"The Wire" Characters: We Don't Know Them in Any Real Sense

It's always baffled me how anyone could read that show as any kind of vindication of gangster culture, but apparently a lot of people do.

This is a really interesting point, and it came up on... I believe it was James Forman Jr., author of Locking Up Our Own, being interviewed by Adam Conover for his podcast. (You may find Conover's schtick unpleasant; the point is in the book as well.)

When Obama declared that he has "no sympathy" or "no tolerance" for those who have committed violent offenses, he effectively marked this larger group of violent offenders as permanently out-of-bounds. Such talk draws no distinctions and admits no exceptions. It allows for no individual consideration of the violent offense. The context, the story, the mitigating factors--none of it matters. Any act of violence in your past casts you as undeserving forever.


Yet despite [The Wire]'s rampant violence, most viewers, including apparently Obama himself, don't think of the show as being primarily about a bunch of ruthless thugs. Why not? Because their violent acts are not the only things we know about them. We know them fully, as people, not just by their charge sheets or criminal records.
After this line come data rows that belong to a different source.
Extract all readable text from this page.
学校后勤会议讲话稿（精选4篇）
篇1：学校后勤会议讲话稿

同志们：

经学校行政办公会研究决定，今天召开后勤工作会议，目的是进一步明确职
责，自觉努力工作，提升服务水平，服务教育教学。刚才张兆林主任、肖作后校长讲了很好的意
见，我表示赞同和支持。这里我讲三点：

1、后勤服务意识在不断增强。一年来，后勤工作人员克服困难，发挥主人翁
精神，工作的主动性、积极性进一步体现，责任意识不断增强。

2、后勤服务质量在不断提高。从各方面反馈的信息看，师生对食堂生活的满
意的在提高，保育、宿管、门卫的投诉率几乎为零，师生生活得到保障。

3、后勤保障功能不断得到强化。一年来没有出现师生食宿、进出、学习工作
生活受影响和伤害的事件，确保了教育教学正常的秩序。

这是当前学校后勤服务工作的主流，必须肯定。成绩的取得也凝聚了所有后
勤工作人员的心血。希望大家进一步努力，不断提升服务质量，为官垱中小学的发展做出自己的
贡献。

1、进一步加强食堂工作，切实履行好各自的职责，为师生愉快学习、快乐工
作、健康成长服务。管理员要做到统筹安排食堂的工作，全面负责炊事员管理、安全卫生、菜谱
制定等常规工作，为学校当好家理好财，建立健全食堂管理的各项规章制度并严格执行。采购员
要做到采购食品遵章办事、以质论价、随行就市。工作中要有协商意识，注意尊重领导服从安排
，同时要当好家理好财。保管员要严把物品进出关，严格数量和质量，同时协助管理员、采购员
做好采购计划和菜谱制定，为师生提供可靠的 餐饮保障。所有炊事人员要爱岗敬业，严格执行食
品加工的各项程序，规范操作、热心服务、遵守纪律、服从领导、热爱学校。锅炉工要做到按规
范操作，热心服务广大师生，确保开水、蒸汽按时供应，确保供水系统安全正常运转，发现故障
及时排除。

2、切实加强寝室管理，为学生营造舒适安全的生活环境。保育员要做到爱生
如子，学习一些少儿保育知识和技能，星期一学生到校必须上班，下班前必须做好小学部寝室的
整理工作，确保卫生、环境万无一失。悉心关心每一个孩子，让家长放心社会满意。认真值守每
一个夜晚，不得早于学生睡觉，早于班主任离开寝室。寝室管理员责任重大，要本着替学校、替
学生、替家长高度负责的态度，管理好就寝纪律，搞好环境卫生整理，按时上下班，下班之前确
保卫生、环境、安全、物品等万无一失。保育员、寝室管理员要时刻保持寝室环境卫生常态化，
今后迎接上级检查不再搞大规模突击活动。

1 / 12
Obama said as much, telling [David] Simon, "But part of the challenge [of criminal justice reform] is going to be making sure, number one, that we humanize what so often on the local news is just a bunch of shadowy characters, and tell their stories. And that's where the work you've done has been so important."

What Forman says about the Wire characters though isn't true though, because we don't know them. We like to think we know them, sympathize with them, because we have more of a window into their lives than we do with the average street corner thug we only hear about on the local news. But we don't know them in any real sense, not just because they don't really exist, or because we're only shown what would be a limited sample of the totality of their lives, but because we never have to deal with any of the consequences of what knowing someone like that in the real world would entail. Avon Barksdale is never going to ask us to kill someone. We're never going to be in a situation where Stringer Bell thinks we're ratting him out. Weebay isn't going to beat us up for losing part of the package. Most of all, we never have to deal with the consequences of living in a West Baltimore that exists because of people like this. All of it is entertainment, viewed from the safety of our homes.

Years ago there was an Independent Lens documentry about a young Iraqi filmmaker whose life was devastated by the war whom an independent filmmaker took under her wing. She got him a job as an assistant producer for a Liev Schreiber movie that was being filmed in the Czech Republic. When that project ended, though, he didn't want to go back to Iraq while the war was still raging, so he convinced her to help him look for another project in Europe. The rest of the film is a sad deterioration of their relationship where the Iraqi man takes advantage of her generosity while she is slowly drained emotionally and financially. He shows no independent initiative and makes no effort to improve his situation, but continually looks to her for assistance while he goofs off and uses the reality of his home situation as emotional blackmail. The film ends where she admits she's at the end of her rope but doesn't have an exit strategy.

The filmmaker discovered the young man after he made a video about how his school in Iraq was destroyed in the war, and felt sorry for him. I get the impression that most of the sob stories you hear are similar to this, except instead of being an asshole the subjects are actually violent. It's one thing to see a guy tell his story on his own terms, and quite another to deal with antisocial behavior on a day-to-day basis.